Is there a step in prep that helps the shave get closer? Not sold on shave oil yet.

Good lather + technique. I went through every pre-shave routine in the book. None of them ever really harmed my shaves, but it was spending needless money and time on something that did nothing to enhance my shaves. A good, warm shower will soften the whiskers. A nice, slick lather will allow you to glide over your skin without irritation. Good technique with a capable razor and fresh enough blade will reduce the beard, and you'll be set.

You're already getting tons of advice, so I'll just say welcome to the sub!

Aim for yogurt style lather on the face, with no dripping. Drip trails = too much water, thick dry cream = too little water.

Remember to keep lubricating face with hot water between each pass.

Be sure to have your facial and neck hair mapped, so you know what directions are with, across, and against the grain. You may want to avoid against the grain for a while until you are sure your technique is good.

Razor choice probably matters more than blade at this point, and technique matters most of all. What razor are you using?

Welcome to the circus!

I have the viking crusader. I had no idea to splash water in between passes. Great advice!

I have the Crusader also - it's.. not ideal. The blade feel is different on each side, partially deliberate as they scalloped one side and straight barred the other, and partially due to hit and miss QC as the exposure is a bit different from one side to the other. The continuously variable gap is also a poor concept, as unmarked, and so hard to duplicate settings that are not at one extreme or the other. The very long handle and heavy weight are also not my thing, but are more subjective.

An adjustable is hard to learn with, especially one with no set positions marked. The Crusader at minimum gap is too mild and at max gap is too harsh.

Much as I hate to suggest new hardware to a newcomer, a Maggard MR5 handle and V3 head for $23 plus shipping might be a good investment as it will offer the same mid-aggressive shave day in and out.

Other Amazon friendly options are the Merkur 34C or Jagger DE89, though those are about $10 more in base price. Again, you get an efficient mid tier shave in terms of aggression, and the same blade gap with every shave.

You can continue to work with the Crusader if you don't want to make another hardware investment, but unless you can figure out how to use the exact same gap from day to day, it will be a guessing game as to why a given shave went well or badly.
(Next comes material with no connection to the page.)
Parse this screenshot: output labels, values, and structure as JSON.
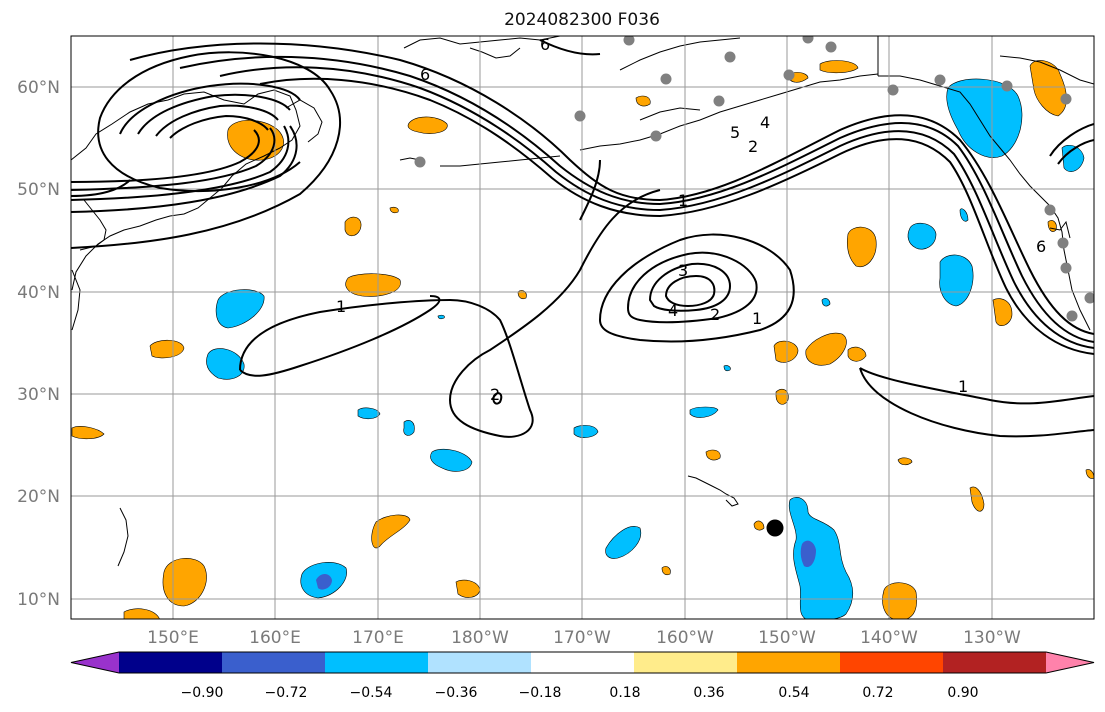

Get blade sampler. I don't use any pre shave, just take a nice shower before hand and make sure I scrub them whiskers good. Also, make sure your lather is good, I'm talking like Greek yogurt looking too. Watch some of u/dendj55 & u/cadinsor for their videos, its good stuff.

First, getting your technique down will help a lot. That being said, better blades may help, but better is subjective. Tryablade.com has sample packs available. I'd stick with one blade type until you feel you have technique down, then try a new blade for several shaves with improved technique until you have narrowed it down to what works for you. As for closer, more pressure is NOT the answer. Improved angle and technique is.

are there other things you might do to limit the enviro impact around the house that areny captain obvious?

If you leave chargers plugged in, all of your chargers (phone, computer, etc...) should be plugged into a power strip that gets shut off unless a charger is in use. As chargers are transformers, they are always drawing current, even if they're not charging something.

For a closer shave technique will be your best friend, adding extra things like oils, pre-shave, etc is often pointless and a waste of money.

I'd say that you can get better equipment than the VdH stuff and you'll notice a better shave. Look at Try A Blade and get a sampler pack. If your razor is a cheap VdH maybe look at upgrading that, you don't have to spend a ton just better quality than that, check Maggard's for starter DE's.